Politik

Wie sich Zeitzeugin Karla Spagerer für Demokratie und Vielfalt in Mannheim-Rheinau einsetzt

Im Nachbarschaftshaus des Mannheimer Stadtteils Rheinau wurde ein Fest für Vielfalt und Demokratie gefeiert. Wie sich Zeitzeugin Karla Spagerer dort gegen die AfD aussprach und junge Menschen aufrief, wählen zu gehen

Von 
Bernhard Haas
Lesedauer: 
Vielfalt gab’s auch beim Büfett im Nachbarschaftshaus. © Bernhard Haas

Das passte wie die Faust aufs Auge: Der Jugendtreff im Nachbarschaftshaus Rheinau feiert gemeinsam mit dem Quartierbüro der Caritas das Fest für Vielfalt und Demokratie. Das Fest ist noch nicht zu Ende, da tagt im großen Saal des Hauses der Kreisverband der Alternative für Deutschland (AfD) - abgeschirmt von starken Polizeikräften - und begleitet von einer Demonstration des offenen antifaschistischen Treffens.

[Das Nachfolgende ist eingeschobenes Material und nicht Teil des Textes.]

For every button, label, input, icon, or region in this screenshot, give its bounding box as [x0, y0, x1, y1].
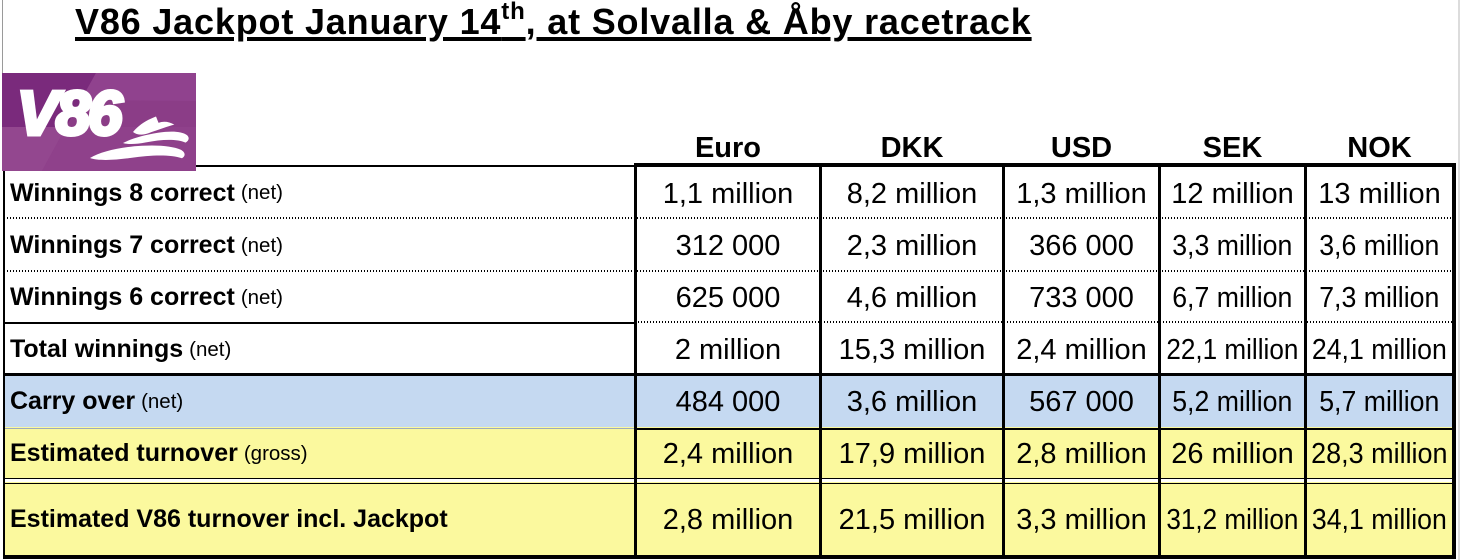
svg-text:V86: V86 [17, 80, 123, 149]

Karla Spagerer setzt sich als Kämpferin für die Demokratie ein

Als Rednerin im Jugendtreff hatten die Organisatoren Karla Spagerer eingeladen. Sie ist eine der letzten Zeitzeugen der Verfolgung im Nationalsozialismus, die sich seit Jahren als Kämpferin für die Demokratie einsetzt. So war es auch wenig verwunderlich, dass die engagierte Sozialdemokratin sagte: „Bis vor wenigen Jahren war ich überzeugt, dass sich die Geschichte des Nationalsozialismus in Deutschland nie wieder wiederholen könne. Aber mit Blick auf die AfD bin ich mir da nicht mehr so sicher.“

Spagerer rief vor allem die Jugend auf, sich gegen jegliche Art von Antisemitismus und Demokratiefeindlichkeit zu wehren. In ihrer unnachahmlichen direkten Art, mit Menschen umzugehen, schilderte die mittlerweile 93-Jährige eindrucksvoll Erlebnisse aus ihrer Kinder- und Jugendzeit.

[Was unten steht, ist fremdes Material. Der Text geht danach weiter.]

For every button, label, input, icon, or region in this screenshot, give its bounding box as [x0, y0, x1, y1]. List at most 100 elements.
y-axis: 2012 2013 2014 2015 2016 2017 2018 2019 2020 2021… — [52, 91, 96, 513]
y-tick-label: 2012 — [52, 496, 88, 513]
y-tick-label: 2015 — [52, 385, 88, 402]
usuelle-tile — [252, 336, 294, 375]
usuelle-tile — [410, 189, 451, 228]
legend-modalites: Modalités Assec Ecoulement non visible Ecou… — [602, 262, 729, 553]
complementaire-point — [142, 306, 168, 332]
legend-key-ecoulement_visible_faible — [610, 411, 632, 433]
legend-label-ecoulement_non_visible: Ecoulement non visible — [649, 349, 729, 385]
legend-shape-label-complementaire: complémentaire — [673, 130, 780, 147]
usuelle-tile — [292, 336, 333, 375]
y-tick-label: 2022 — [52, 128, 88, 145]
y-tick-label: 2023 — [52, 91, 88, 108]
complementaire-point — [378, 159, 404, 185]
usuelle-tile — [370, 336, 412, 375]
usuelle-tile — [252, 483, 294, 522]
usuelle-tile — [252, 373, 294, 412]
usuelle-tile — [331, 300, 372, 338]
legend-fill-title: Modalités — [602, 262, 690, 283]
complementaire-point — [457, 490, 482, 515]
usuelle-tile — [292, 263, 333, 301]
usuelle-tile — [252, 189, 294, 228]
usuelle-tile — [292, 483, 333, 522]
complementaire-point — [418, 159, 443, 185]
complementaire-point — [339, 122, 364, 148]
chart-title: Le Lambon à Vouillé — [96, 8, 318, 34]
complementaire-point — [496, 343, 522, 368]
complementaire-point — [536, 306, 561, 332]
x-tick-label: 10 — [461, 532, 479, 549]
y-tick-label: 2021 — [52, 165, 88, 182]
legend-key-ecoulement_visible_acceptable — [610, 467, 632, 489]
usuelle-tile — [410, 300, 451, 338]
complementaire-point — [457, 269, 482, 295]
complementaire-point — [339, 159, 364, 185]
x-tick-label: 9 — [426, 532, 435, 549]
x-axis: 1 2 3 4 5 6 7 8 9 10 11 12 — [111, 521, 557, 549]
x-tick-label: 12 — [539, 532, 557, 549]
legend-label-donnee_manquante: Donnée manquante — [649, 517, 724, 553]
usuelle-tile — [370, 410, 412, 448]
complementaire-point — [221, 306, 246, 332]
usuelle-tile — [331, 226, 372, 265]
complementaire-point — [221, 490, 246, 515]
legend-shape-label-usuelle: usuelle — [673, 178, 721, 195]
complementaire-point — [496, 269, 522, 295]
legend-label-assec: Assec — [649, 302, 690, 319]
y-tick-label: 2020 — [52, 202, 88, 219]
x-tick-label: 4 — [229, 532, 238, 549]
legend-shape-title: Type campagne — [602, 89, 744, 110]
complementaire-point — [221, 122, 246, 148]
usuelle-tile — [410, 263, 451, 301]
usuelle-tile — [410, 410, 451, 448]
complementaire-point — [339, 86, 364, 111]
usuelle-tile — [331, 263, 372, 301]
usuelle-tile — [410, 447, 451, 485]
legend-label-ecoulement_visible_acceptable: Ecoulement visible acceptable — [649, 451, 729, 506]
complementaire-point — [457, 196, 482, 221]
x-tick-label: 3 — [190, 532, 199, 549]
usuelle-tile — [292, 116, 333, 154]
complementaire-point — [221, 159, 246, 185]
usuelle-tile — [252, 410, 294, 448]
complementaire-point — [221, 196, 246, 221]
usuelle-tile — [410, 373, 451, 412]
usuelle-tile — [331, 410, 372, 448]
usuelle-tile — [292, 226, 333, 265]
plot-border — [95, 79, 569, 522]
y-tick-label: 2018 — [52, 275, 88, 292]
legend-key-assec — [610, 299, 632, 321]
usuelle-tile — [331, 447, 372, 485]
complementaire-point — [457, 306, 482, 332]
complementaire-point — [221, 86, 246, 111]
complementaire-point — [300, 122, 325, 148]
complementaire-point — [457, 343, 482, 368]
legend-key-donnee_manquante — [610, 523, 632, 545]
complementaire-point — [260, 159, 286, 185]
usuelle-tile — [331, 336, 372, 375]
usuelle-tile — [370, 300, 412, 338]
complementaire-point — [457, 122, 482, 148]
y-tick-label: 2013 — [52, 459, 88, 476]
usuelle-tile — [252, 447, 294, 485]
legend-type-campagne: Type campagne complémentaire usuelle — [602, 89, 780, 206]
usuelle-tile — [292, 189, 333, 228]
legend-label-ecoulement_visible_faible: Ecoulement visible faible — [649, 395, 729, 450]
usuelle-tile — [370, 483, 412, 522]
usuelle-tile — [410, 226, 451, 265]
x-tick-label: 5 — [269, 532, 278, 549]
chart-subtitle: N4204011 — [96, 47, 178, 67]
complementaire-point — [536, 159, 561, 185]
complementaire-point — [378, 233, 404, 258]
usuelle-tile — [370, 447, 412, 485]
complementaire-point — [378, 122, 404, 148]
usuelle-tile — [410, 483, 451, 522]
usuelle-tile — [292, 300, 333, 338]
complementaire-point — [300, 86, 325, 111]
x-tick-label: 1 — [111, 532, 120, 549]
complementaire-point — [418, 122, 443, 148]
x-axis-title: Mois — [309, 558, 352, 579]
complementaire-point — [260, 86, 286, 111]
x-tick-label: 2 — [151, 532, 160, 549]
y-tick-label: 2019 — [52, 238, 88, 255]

1929 wurde sie in der Innenstadt geboren, drei Jahre später zog sie mit ihren Eltern auf den Waldhof, wo sie auch heute noch wohnt. An die Reichspogromnacht könne sie sich noch erinnern. Ihr Vater habe bei einem jüdischen Unternehmer gearbeitet, dessen gesamter Besitz auf die Straße geworfen und vernichtet worden sei. Allein sechs Millionen Menschen jüdischen Glaubens seien laut Spagerer umgebracht worden, nur weil sie einen anderen Glauben hatten. „Wer hat das Recht, einen anderen umzubringen, nur weil er etwas anderes glaubt?“, fragte die Seniorin.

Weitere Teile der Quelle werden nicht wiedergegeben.